Bill seeking to reveal confidential Epstein grand-jury records heads to DeSantis’ desk
Florida Gov. Ron DeSantis plans to sign legislation that aims to reveal the evidence and testimony presented almost two decades ago to a South Florida grand jury that charged sex trafficker Jeffrey Epstein with just one felony count of soliciting a prostitute.
On Wednesday, the Florida Senate unanimously passed Senate Bill 234, a companion to a bill that already passed in the House. Shortly after, DeSantis announced on the social-media platform X that he “will sign the bill into law.”
“All files related to Jeffrey Epstein’s criminal activity should be made public. While the federal government continues to stonewall accountability, I’m glad the Legislature has taken action to release the grand jury material from the Florida state case,” wrote DeSantis in his post on X.
With DeSantis’ signature, SB 234 and HB 117 would change the current state law that keeps most grand-jury proceedings a secret. Lawmakers are hoping that it will persuade a Palm Beach County judge to publicly release evidence and testimony presented to the grand jury, which in 2006 weighed evidence that Epstein had lured teenage girls to his Palm Beach mansion and sexually abused them.
The effort comes as Judge Luis Delgado — overseeing a lawsuit brought against the Palm Beach County Clerk’s Office by The Palm Beach Post — sorts through records to determine which of them, if any, can be made public.
“The public and the victims deserve to know if prosecutors steered the jury away from indicting Epstein on more severe charges,” Sen. Tina Polsky, a Boca Raton Democrat
and sponsor of SB 234, said during the Senate session on Wednesday. “There is also a compelling public need to know if this system worked or failed.”
Rep. Peggy GossettSeidman, R-Highland Beach, sponsored the bill that passed the House.
IN A JUDGE’S HANDS
The grand-jury proceedings in Palm Beach County represent the start of how the politically-connected Epstein sex-trafficked young girls while using money and connections to shield himself from meaningful criminal liability for years.
The outcome so dissatisfied the Palm Beach police chief that he brought the case to the FBI.
Under an agreement with the U.S. attorney in South Florida, Epstein was allowed to take a plea deal that sent him to jail for 13 months — much of which he spent in his West Palm Beach office through a work-release program. Years later, following the Miami Herald’s Perversion of Justice series, which detailed lax efforts to hold Epstein to account and the stories of the girls lured into his orbit, federal prosecutors in Manhattan charged him with sex-trafficking minors.

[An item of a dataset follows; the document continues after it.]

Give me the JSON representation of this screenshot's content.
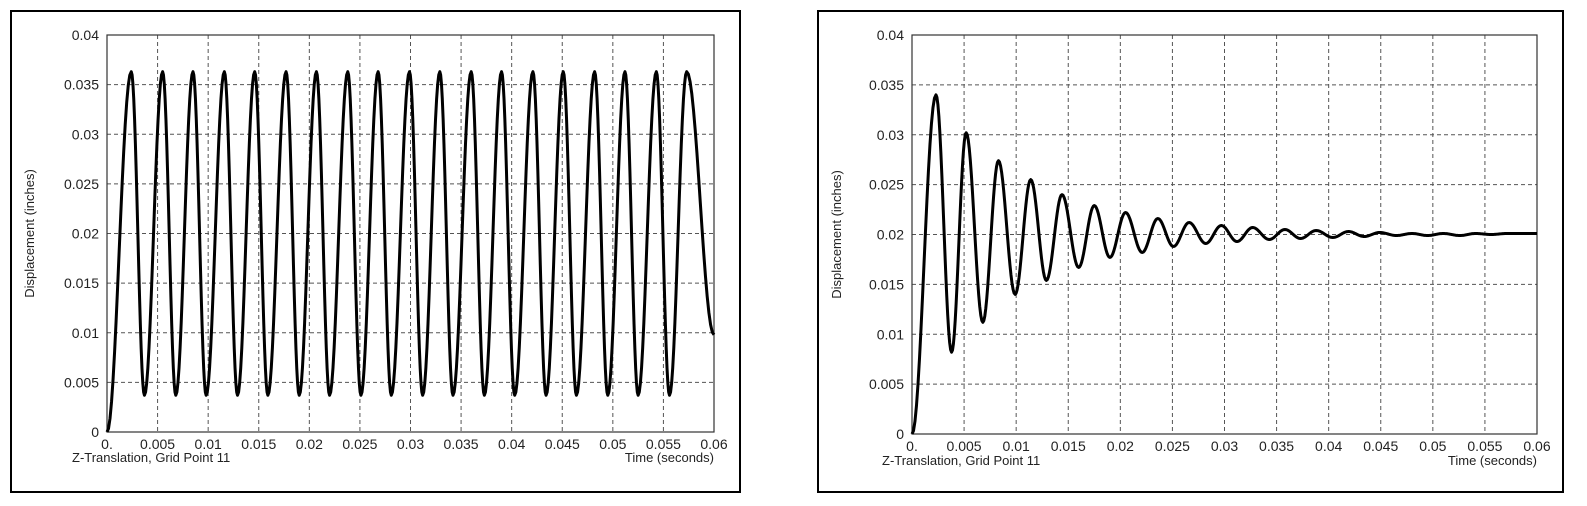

He was found dead by hanging in his jail cell a month later. His death was ruled a suicide. His former girlfriend, Ghislaine Maxwell, was found guilty on various charges, including the sex-trafficking of a minor, and in
2022 she was sentenced to 20 years in prison.
Attorney Spencer Kuvin, who represented some of Epstein’s victims, is hoping that the legislation will “short circuit the current review of the grand jury proceedings by the
Court.”
“On behalf of the victims of Jeffrey Epstein that I represented, we are glad that the full account of what occurred can now be made public for the world to see exactly how the State Attorney’s office dropped the ball in the prosecution of one of the world’s most notorious sexual predators,” said Kuvin in a written statement to the Miami Herald.